All 43 tumors with high expression of IL-8 were of high grade and 42 of 43 were advanced, either stage III or IV tumors. By comparison, 10 of 59 tumors with low IL-8 expression were early stage tumors and six were of low grade.
Shrinking tumors
Genes transcribe single strands of RNA that in turn are "read" by ribosomes to produce proteins. siRNAs are short, double-stranded bits of RNA capable of halting that process. The team confirmed in a lab experiment that a specific siRNA silences IL-8 and then tested it against two lines of ovarian cancer in a mouse model.

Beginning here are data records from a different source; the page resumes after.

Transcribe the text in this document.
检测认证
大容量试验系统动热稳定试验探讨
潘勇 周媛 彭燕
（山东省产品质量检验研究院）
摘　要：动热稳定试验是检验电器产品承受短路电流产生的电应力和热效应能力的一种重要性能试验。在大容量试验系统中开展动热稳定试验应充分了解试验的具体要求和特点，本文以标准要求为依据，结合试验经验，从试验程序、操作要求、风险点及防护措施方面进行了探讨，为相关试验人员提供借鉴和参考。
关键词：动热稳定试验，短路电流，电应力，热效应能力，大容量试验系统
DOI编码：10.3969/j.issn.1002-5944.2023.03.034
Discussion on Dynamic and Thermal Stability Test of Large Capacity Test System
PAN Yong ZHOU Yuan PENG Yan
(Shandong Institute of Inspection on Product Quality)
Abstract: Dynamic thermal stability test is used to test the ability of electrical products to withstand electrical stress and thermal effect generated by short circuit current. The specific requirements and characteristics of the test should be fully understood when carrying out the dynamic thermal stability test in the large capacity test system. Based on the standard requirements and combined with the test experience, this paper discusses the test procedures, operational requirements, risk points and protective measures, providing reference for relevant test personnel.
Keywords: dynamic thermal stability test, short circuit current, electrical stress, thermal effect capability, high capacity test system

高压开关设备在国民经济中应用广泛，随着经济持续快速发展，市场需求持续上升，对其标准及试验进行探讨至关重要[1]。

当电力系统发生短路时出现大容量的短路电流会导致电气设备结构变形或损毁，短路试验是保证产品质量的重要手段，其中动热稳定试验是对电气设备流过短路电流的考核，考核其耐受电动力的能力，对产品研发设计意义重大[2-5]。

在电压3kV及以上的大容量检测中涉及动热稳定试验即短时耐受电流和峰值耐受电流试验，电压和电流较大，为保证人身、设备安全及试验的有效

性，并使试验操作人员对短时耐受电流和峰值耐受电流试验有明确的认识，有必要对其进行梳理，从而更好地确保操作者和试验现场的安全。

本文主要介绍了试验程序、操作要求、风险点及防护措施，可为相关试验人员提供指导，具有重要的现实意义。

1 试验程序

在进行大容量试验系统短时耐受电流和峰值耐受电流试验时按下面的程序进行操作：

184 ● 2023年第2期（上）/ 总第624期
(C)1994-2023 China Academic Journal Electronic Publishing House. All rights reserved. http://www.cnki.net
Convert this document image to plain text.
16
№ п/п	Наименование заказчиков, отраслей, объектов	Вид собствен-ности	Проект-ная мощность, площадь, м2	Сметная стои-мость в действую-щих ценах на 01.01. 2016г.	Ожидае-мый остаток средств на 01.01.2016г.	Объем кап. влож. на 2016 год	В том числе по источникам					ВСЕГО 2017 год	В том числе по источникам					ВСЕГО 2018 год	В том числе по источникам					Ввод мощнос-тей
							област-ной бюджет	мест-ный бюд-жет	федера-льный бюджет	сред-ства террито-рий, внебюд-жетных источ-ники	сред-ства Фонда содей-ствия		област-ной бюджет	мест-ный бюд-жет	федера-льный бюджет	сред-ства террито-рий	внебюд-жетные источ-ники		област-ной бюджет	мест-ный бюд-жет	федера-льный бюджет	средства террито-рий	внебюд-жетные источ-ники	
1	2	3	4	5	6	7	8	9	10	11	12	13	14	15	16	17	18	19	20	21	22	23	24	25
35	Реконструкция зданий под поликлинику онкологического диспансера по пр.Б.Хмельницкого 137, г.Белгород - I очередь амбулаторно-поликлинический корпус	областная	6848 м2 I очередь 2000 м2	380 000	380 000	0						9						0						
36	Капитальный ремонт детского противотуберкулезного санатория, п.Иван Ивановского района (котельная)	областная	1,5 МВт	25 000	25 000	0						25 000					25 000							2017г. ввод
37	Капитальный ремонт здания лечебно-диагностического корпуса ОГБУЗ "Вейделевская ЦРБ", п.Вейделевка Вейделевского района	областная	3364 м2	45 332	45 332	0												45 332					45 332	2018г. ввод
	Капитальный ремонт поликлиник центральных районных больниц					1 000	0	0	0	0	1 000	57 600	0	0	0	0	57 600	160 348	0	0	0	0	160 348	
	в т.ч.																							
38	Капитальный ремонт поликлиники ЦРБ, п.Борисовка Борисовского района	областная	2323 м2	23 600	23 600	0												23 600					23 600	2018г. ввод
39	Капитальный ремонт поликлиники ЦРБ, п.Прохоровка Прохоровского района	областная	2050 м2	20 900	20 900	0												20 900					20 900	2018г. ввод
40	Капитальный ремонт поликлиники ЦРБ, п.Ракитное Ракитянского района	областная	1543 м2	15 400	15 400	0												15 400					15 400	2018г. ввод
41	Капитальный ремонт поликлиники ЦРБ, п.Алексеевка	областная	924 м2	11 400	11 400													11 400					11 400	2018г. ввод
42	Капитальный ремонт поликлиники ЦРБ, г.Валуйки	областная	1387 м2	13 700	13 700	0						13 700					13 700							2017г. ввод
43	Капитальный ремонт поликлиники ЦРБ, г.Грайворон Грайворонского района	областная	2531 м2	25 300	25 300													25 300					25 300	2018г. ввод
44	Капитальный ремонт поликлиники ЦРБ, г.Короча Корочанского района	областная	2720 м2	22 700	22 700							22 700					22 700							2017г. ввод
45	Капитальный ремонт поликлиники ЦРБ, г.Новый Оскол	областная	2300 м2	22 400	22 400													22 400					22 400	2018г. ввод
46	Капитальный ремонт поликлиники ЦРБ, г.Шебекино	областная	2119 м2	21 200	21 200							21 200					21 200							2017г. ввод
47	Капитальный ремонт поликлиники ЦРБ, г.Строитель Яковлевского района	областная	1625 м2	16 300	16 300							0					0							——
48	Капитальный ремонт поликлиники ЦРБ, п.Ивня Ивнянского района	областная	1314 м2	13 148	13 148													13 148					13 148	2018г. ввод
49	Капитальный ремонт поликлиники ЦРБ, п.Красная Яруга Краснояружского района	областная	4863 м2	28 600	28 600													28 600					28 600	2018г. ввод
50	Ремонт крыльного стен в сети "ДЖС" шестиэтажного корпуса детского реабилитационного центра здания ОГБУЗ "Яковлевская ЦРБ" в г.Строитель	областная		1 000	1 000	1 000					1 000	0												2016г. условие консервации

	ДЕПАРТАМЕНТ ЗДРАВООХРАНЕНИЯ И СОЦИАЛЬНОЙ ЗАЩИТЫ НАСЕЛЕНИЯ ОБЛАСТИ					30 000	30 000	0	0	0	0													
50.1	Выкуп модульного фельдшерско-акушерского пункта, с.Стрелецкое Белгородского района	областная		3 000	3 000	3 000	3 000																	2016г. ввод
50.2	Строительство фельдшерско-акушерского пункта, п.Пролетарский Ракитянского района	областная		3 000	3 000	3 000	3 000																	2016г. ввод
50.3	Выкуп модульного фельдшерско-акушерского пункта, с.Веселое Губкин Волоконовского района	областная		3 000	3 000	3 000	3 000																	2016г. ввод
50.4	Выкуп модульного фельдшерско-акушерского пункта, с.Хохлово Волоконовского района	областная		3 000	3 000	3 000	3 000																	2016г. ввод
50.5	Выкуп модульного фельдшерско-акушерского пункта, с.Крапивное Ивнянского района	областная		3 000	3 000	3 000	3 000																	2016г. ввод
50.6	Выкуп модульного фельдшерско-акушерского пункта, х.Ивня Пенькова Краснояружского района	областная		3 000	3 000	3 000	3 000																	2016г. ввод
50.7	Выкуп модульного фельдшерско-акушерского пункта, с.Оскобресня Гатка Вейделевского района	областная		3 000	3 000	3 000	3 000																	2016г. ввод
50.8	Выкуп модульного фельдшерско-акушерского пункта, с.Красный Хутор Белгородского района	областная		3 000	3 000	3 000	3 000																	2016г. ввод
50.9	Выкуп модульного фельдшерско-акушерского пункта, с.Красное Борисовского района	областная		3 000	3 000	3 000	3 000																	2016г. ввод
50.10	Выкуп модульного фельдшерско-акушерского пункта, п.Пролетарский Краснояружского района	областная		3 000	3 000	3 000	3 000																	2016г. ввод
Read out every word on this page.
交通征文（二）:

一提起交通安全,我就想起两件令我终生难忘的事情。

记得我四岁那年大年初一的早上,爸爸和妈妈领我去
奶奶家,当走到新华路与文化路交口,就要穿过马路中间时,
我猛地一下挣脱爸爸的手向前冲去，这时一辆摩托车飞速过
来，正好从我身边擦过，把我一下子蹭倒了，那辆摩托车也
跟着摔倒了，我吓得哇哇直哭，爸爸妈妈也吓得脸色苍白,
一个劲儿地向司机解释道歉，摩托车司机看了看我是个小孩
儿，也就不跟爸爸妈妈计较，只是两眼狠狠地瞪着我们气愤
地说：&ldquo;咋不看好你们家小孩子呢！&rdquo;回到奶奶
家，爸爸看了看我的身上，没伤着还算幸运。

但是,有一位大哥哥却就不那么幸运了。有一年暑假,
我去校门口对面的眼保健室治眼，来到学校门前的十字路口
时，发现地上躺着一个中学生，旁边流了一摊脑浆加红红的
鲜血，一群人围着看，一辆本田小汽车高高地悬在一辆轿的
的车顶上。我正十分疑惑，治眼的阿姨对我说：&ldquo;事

Sood, Gabriel Lopez-Berestein, M.D., professor in M. D. Anderson's Department of Experimental Therapeutics, and colleagues are building an arsenal of siRNAs capable of silencing genes that produce cancer-promoting proteins. They packaged siRNA that stymies IL-8 into a small ball of fat known as a liposome, a combination they developed to overcome a problem - siRNA is hard to deliver to tumors.
Tumors shrank by a median of 32 percent and 52 percent in the two cancer lines among mice that received injections of the IL-8 siRNA liposome compared to those receiving control siRNA or empty liposomes.